Stretching Supreme Court jurisdiction like this may seem like a minor violation of the Constitution, but as Thomas Jefferson wrote in his 1791 Opinion on the Constitutionality of a National Bank, there is no such thing as a minor usurpation of power.

“To take a single step beyond the boundaries thus specifically drawn around the powers of Congress is to take possession of a boundless field of power, no longer susceptible of any definition.”

Expanding federal court jurisdiction was certainly at least a single step beyond the power of Congress.

And we see the consequences today.

The expansion of Court power in 1789 was the first step in eroding state sovereignty. Today, the Supreme Court has in many ways become the most powerful branch of the federal government, acting as a 9-person super legislature dictating policy across the U.S.

That’s exactly what Sen. Maclay predicted would happen.

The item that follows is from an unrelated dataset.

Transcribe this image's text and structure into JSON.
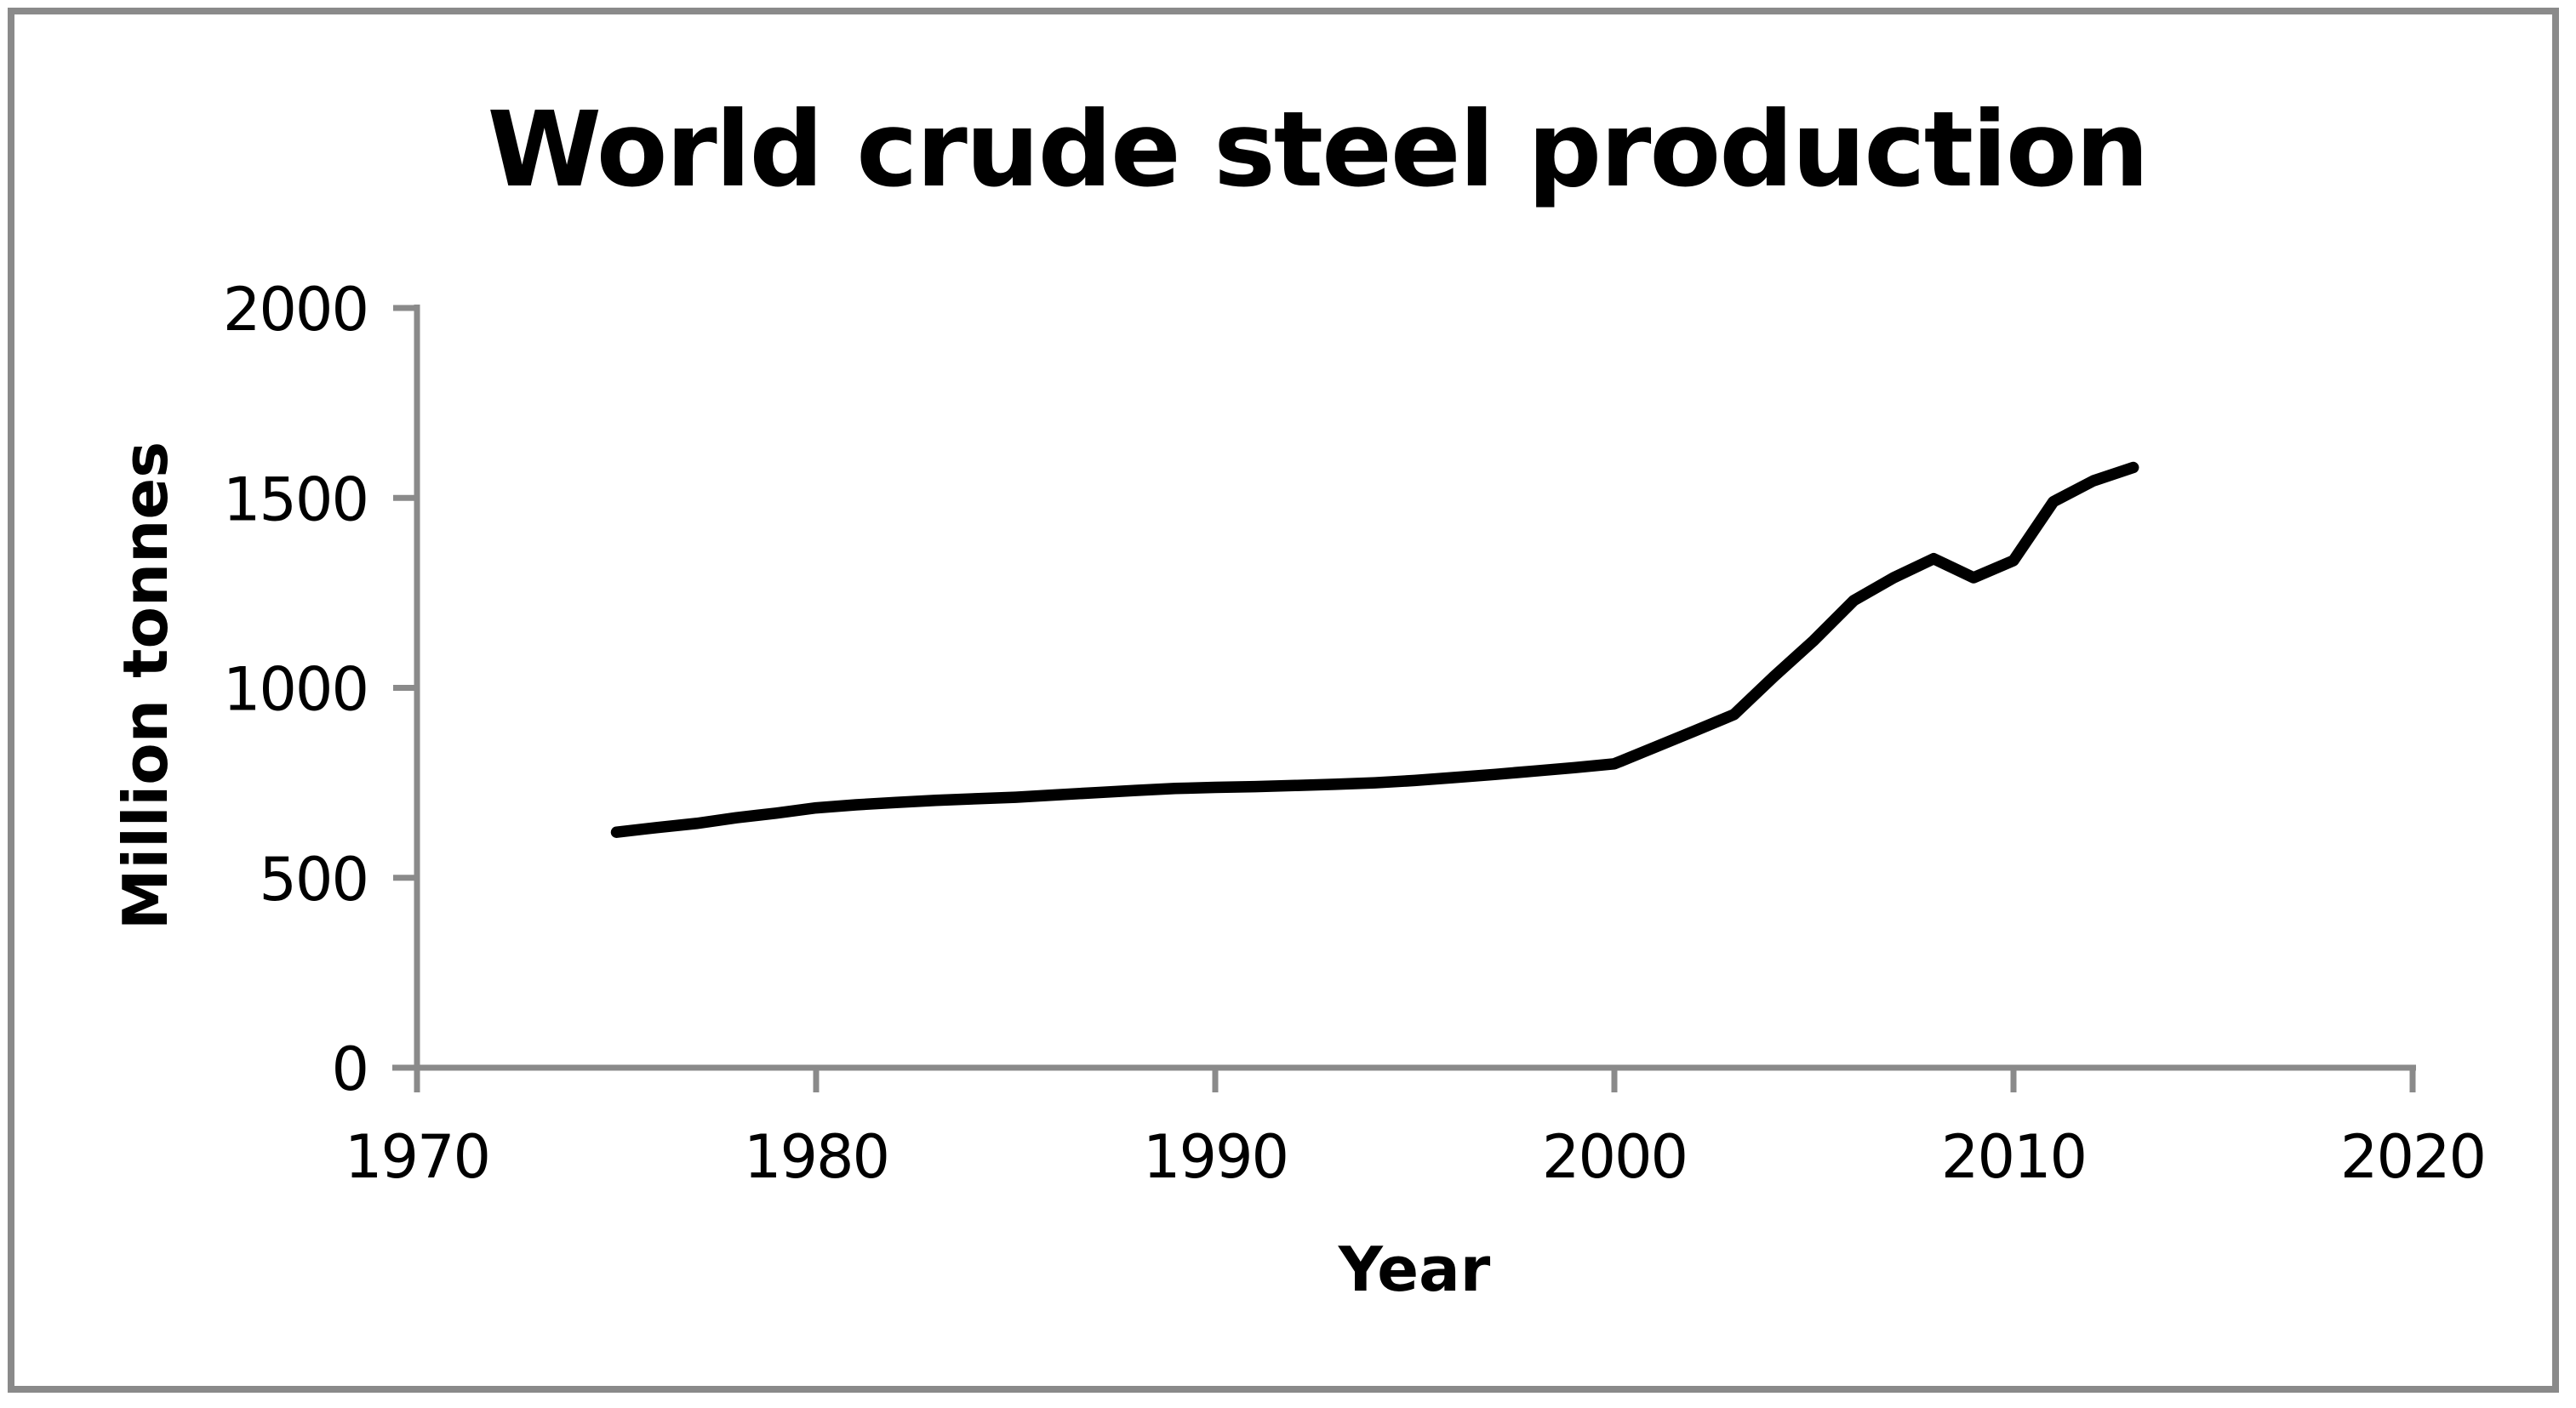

“I opposed this bill from the beginning. It certainly is a vile law system, calculated for expense and with a design to draw by degrees all law business into the Federal courts.”

This underscores the importance of stopping government overreach at the very beginning.

As John Adams wrote, “obsta principiis.” This is a Latin phrase meaning withstand beginnings, or resist the first approaches or encroachments. Colloquially, today we would say, “nip it in the bud. That’s exactly the phraseology Adams used.

“Nip the shoots of arbitrary power in the bud, is the only maxim which can ever preserve the liberties of any people.”